Biochemical model for inflammation of the brain: the effect of iron and transferrin on monocytes and lipid peroxidation

http://www.ncbi.nlm.nih.gov/entrez/query.fcgi?cmd=Retrieve&db=pubmed&dopt=Abstract&list_uids=15214510

Metab Brain Dis. 2004 Jun;19(1-2):97-112
van Rensburg SJ, van Zyl J, Hon D, Daniels W, Hendricks J, Potocnik F, Erasmus R.
Department of Chemical Pathology (National Health Laboratory Service), Tygerberg Hospital and Stellenbosch University, South Africa

Cerebral inflammation plays a role in diseases such as multiple sclerosis (MS), Alzheimer's disease (AD), and depression.
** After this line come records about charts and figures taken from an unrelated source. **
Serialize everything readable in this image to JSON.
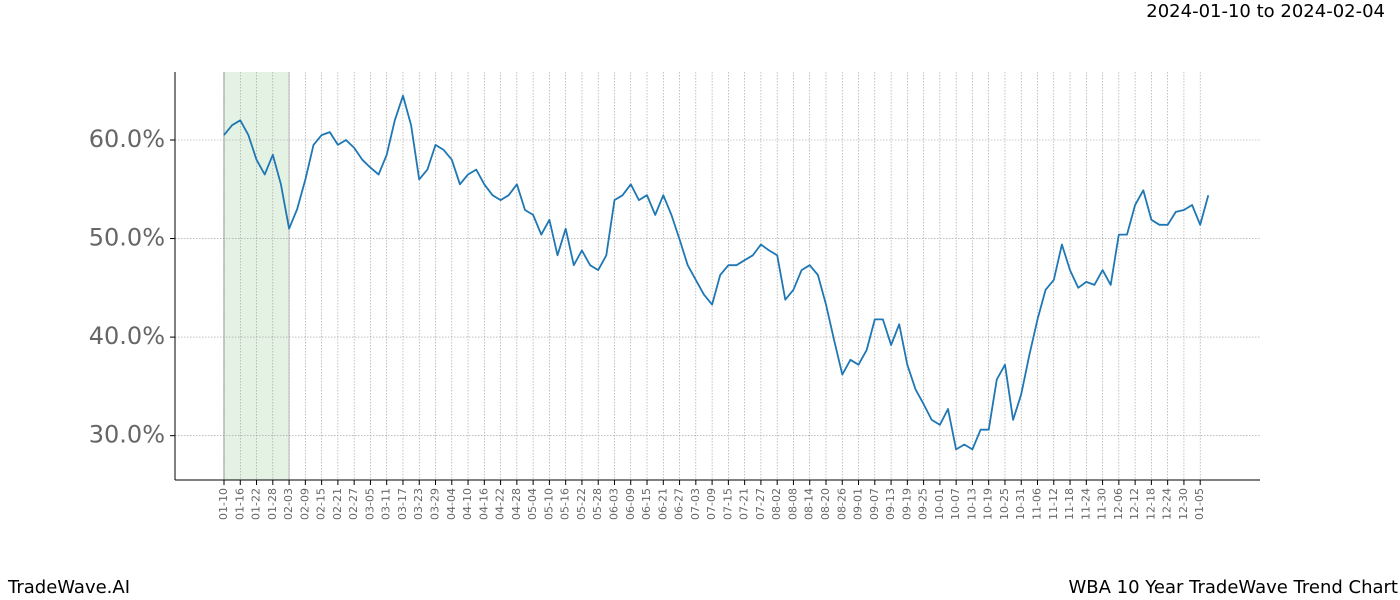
{
  "chart_data": {
    "type": "line",
    "header": "2024-01-10 to 2024-02-04",
    "footer_left": "TradeWave.AI",
    "footer_right": "WBA 10 Year TradeWave Trend Chart",
    "x": [
      "01-10",
      null,
      "01-16",
      null,
      "01-22",
      null,
      "01-28",
      null,
      "02-03",
      null,
      "02-09",
      null,
      "02-15",
      null,
      "02-21",
      null,
      "02-27",
      null,
      "03-05",
      null,
      "03-11",
      null,
      "03-17",
      null,
      "03-23",
      null,
      "03-29",
      null,
      "04-04",
      null,
      "04-10",
      null,
      "04-16",
      null,
      "04-22",
      null,
      "04-28",
      null,
      "05-04",
      null,
      "05-10",
      null,
      "05-16",
      null,
      "05-22",
      null,
      "05-28",
      null,
      "06-03",
      null,
      "06-09",
      null,
      "06-15",
      null,
      "06-21",
      null,
      "06-27",
      null,
      "07-03",
      null,
      "07-09",
      null,
      "07-15",
      null,
      "07-21",
      null,
      "07-27",
      null,
      "08-02",
      null,
      "08-08",
      null,
      "08-14",
      null,
      "08-20",
      null,
      "08-26",
      null,
      "09-01",
      null,
      "09-07",
      null,
      "09-13",
      null,
      "09-19",
      null,
      "09-25",
      null,
      "10-01",
      null,
      "10-07",
      null,
      "10-13",
      null,
      "10-19",
      null,
      "10-25",
      null,
      "10-31",
      null,
      "11-06",
      null,
      "11-12",
      null,
      "11-18",
      null,
      "11-24",
      null,
      "11-30",
      null,
      "12-06",
      null,
      "12-12",
      null,
      "12-18",
      null,
      "12-24",
      null,
      "12-30",
      null,
      "01-05",
      null
    ],
    "values": [
      60.5,
      61.5,
      62,
      60.5,
      58,
      56.5,
      58.5,
      55.5,
      51,
      53,
      56,
      59.5,
      60.5,
      60.8,
      59.5,
      60,
      59.2,
      58,
      57.2,
      56.5,
      58.5,
      62,
      64.5,
      61.5,
      56,
      57,
      59.5,
      59,
      58,
      55.5,
      56.5,
      57,
      55.5,
      54.4,
      53.9,
      54.4,
      55.5,
      52.9,
      52.4,
      50.4,
      51.9,
      48.3,
      51,
      47.3,
      48.8,
      47.3,
      46.8,
      48.3,
      53.9,
      54.4,
      55.5,
      53.9,
      54.4,
      52.4,
      54.4,
      52.4,
      49.9,
      47.3,
      45.8,
      44.3,
      43.3,
      46.3,
      47.3,
      47.3,
      47.8,
      48.3,
      49.4,
      48.8,
      48.3,
      43.8,
      44.8,
      46.8,
      47.3,
      46.3,
      43.3,
      39.7,
      36.2,
      37.7,
      37.2,
      38.7,
      41.8,
      41.8,
      39.2,
      41.3,
      37.2,
      34.7,
      33.2,
      31.6,
      31.1,
      32.7,
      28.6,
      29.1,
      28.6,
      30.6,
      30.6,
      35.7,
      37.2,
      31.6,
      34.2,
      38.2,
      41.8,
      44.8,
      45.8,
      49.4,
      46.8,
      45,
      45.6,
      45.3,
      46.8,
      45.3,
      50.4,
      50.4,
      53.4,
      54.9,
      51.9,
      51.4,
      51.4,
      52.7,
      52.9,
      53.4,
      51.4,
      54.4
    ],
    "color": "#1f77b4",
    "highlight": {
      "from": "01-10",
      "to": "02-03",
      "color": "#d9ecd9"
    },
    "ylim": [
      25.5,
      66.9
    ],
    "yticks": [
      {
        "value": 30,
        "label": "30.0%"
      },
      {
        "value": 40,
        "label": "40.0%"
      },
      {
        "value": 50,
        "label": "50.0%"
      },
      {
        "value": 60,
        "label": "60.0%"
      }
    ],
    "grid": true
  }
}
Iron is involved in infection and inflammation through free radical production.

Theoretically transferrin should prohibit iron from participating in oxidative reactions, but transferrin has also been found to promote free radical damage.

We reported previously that isolation of transferrin from plasma by ion exchange column chromatography produced a broad pink protein band that subsequently separated on a gel filtration column into three proteins containing many metals.

In this study some properties of the three proteins were studied in 20 volunteers.

Protein 3 (identified as transferrin by nephelometry) contained the most iron while Protein 1 (called "toxiferrin") contained significantly less iron (p < 0.00001).

Plasma from volunteers obtained under conditions of infection/inflammation with fever (n = 5) had a significantly increased toxiferrin to transferrin ratio compared to healthy volunteers (n = 15; p < 0.001).

In vitro, Protein 2 and transferrin inhibited lipid peroxidation, while toxiferrin (possibly a protease degradation product of transferrin), enhanced lipid peroxidation.

Also, toxiferrin (1 mg/mL) caused a significant increase in viability of monocytes as measured by the 3-(4,5-dimethyl-thiazol-2-yl) 2,5-diphenyl tetrazolium bromide (MTT) reduction test, as well as the morphological transformation of monocytes to macrophages.